The second array is a ring array; the adjusting module is further configured to, if it is determined that the space of the second array is not fully occupied based on the positions pointed by the head pointer and the tail pointer in the second array, add the task number corresponding to the target newly added task in the first array to the position pointed by the tail pointer in the second array, and move the tail pointer backward by one position;

The adjustment module is further configured to add a new node corresponding to the target new task to the historical binary tree; judging whether the priority of the newly added node is greater than or equal to the priority of the father node of the newly added node, if so, exchanging the positions of the newly added node and the father node of the newly added node, judging again whether the priority of the newly added node is greater than or equal to the priority of the father node of the newly added node, and so on until the priority of the newly added node is less than the priority of the father node of the newly added node, or the newly added node is a root node, stopping updating the binary tree, and obtaining a target binary tree; and adjusting the task numbers corresponding to the target newly-added task and the positions of the task numbers corresponding to the historical tasks in the second array based on the target binary tree.

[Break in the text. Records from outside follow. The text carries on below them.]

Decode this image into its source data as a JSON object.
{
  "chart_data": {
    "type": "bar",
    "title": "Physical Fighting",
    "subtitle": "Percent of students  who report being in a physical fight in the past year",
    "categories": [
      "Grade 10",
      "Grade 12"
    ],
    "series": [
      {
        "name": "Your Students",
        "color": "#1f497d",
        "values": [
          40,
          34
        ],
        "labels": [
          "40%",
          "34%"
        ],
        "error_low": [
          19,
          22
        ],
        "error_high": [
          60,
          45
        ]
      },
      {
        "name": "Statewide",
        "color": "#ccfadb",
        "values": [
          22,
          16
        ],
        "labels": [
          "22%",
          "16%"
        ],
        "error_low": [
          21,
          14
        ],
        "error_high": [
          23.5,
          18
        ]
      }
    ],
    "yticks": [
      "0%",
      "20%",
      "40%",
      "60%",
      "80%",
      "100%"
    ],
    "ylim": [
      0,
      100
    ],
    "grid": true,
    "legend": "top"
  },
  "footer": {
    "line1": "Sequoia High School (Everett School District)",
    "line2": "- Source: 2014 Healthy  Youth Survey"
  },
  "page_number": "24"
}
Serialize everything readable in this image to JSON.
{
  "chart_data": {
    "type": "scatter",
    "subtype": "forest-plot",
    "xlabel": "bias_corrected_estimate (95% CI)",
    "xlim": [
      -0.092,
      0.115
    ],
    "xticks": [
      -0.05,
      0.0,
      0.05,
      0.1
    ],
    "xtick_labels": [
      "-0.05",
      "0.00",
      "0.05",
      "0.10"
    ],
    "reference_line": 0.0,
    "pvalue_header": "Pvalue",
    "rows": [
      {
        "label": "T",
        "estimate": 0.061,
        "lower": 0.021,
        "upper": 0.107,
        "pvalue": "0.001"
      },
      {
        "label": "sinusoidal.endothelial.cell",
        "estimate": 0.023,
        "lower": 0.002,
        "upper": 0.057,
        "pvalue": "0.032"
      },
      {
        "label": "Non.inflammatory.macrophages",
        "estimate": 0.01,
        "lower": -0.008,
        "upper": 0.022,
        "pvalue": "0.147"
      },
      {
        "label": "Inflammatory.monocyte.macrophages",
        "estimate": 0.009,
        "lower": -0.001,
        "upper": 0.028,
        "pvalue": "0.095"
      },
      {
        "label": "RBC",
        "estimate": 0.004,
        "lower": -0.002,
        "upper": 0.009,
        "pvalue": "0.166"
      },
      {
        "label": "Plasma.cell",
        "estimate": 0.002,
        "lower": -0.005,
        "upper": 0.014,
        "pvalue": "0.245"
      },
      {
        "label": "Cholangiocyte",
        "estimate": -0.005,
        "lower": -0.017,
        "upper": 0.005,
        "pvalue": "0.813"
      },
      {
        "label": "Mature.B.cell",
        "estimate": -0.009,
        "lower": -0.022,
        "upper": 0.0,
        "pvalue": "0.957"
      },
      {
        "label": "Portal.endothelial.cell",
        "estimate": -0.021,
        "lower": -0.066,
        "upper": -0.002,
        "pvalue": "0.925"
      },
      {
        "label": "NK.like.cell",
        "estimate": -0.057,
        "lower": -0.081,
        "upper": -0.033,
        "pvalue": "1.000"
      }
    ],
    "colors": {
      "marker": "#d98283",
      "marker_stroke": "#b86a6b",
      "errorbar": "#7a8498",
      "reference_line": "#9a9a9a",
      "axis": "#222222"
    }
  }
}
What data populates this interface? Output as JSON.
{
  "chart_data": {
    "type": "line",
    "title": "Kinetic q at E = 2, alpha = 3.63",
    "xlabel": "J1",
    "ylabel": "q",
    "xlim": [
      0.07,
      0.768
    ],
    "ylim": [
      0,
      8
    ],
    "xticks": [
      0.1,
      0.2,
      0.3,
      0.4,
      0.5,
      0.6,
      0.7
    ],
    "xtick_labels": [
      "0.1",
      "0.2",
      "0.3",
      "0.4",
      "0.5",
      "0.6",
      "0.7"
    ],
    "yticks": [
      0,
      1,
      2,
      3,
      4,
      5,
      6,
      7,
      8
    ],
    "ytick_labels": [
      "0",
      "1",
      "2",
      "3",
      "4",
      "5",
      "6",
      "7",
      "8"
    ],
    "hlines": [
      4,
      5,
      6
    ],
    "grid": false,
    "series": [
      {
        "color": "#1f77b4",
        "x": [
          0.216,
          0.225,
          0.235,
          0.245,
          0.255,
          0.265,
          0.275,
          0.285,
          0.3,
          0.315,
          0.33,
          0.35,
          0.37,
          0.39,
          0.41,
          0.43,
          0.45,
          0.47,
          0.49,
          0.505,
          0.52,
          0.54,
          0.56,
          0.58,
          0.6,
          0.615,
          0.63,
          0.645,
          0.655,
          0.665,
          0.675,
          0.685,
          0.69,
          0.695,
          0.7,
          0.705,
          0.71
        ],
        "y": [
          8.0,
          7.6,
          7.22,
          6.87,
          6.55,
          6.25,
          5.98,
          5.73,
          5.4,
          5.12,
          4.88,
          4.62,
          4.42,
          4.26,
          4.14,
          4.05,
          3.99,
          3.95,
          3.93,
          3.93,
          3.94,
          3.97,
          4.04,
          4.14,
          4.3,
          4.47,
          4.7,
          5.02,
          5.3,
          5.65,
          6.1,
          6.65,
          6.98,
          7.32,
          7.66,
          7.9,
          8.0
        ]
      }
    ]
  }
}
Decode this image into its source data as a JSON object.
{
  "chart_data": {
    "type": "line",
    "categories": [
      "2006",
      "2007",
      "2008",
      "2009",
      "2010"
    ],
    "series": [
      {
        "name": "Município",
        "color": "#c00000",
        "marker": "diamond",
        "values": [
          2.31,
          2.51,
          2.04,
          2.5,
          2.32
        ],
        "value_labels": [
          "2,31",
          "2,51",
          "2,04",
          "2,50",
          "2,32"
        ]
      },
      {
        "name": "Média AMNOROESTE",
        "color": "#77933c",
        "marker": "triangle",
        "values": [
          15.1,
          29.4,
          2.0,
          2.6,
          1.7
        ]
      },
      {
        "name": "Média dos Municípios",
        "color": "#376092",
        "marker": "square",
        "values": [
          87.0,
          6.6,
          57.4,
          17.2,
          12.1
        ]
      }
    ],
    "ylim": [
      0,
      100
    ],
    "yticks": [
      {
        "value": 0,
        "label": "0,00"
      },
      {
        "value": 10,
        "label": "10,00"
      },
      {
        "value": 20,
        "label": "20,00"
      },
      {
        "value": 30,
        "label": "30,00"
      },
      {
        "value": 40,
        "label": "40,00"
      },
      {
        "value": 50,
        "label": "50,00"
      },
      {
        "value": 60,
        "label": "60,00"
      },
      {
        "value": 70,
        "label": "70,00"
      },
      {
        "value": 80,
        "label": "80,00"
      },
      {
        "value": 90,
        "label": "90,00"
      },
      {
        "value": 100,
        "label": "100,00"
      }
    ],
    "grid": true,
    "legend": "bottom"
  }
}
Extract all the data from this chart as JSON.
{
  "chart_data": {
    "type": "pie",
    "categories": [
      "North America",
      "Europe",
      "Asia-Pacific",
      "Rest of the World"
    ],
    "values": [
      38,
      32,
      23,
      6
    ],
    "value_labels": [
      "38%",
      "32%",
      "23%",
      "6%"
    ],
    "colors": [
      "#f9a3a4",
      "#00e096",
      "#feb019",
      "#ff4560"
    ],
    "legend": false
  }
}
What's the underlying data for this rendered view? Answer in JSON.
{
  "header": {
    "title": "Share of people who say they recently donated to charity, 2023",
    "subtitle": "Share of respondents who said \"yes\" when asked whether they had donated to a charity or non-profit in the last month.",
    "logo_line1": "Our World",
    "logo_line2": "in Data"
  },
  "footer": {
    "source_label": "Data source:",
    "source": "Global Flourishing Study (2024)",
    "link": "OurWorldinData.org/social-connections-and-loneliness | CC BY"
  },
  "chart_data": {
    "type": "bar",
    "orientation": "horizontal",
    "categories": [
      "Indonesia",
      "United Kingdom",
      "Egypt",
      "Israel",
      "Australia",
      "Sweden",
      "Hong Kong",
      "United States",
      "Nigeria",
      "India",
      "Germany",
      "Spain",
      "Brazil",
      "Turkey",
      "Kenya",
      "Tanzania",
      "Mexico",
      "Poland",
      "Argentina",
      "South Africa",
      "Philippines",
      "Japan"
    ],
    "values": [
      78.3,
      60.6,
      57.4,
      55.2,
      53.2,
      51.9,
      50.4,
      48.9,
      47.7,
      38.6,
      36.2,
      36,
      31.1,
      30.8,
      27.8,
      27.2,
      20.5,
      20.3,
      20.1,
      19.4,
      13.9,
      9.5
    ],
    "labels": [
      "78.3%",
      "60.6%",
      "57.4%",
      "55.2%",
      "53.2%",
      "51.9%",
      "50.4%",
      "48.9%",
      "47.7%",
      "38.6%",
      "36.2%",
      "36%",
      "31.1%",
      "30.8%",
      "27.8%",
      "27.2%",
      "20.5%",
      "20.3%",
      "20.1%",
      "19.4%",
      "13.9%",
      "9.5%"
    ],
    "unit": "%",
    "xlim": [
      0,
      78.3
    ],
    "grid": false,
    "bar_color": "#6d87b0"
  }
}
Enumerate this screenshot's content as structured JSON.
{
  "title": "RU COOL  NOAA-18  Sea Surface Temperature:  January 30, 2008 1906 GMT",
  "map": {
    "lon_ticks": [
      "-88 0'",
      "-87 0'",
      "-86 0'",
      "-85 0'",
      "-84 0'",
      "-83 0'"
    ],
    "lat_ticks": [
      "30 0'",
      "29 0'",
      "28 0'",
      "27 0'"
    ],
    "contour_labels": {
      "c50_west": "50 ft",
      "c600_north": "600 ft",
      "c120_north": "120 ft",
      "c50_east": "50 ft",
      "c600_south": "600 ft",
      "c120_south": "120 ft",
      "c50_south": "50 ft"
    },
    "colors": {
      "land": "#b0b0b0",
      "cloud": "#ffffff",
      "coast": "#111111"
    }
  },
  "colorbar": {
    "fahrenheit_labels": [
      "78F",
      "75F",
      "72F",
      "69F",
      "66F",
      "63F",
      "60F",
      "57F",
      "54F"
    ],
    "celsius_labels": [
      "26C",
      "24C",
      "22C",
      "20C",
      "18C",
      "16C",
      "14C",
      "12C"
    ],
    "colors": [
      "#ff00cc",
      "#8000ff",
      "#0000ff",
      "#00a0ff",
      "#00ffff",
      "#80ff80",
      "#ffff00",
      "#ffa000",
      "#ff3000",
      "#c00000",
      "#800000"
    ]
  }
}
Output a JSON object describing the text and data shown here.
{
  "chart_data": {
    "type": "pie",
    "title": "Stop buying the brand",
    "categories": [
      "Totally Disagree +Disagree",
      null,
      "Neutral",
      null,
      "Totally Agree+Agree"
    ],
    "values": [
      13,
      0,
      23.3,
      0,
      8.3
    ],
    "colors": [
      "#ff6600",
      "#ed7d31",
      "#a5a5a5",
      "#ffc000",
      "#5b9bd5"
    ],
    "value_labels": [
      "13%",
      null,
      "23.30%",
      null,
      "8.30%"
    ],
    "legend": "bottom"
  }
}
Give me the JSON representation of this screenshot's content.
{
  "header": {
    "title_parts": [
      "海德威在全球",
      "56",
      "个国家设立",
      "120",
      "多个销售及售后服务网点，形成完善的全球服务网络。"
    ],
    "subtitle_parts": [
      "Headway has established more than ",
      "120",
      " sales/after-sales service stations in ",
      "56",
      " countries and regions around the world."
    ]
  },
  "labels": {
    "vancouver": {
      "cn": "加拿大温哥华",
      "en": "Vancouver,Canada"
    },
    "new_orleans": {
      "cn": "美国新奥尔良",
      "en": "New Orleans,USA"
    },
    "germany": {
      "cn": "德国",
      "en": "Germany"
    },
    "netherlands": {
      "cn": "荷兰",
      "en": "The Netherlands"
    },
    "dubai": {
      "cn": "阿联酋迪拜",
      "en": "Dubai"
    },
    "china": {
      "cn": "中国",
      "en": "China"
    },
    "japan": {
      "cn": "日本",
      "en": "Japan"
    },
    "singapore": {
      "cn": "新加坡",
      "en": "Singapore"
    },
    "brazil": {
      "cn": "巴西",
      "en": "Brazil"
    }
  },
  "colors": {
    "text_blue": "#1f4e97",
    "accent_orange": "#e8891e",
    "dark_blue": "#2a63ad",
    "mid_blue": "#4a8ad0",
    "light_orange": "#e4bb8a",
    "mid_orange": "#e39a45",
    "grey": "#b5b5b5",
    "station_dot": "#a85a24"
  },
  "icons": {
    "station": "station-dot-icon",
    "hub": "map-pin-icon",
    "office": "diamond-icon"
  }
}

7. A computer device comprising a memory, a processor and a computer program stored on the memory and executable on the processor, characterized in that the processor implements the steps of the method of any of claims 1-5 when the program is executed.

8. A computer readable storage medium, characterized in that it stores a computer program executable by a computer device, which when run on the computer device causes the computer device to perform the steps of the method of any of claims 1-5.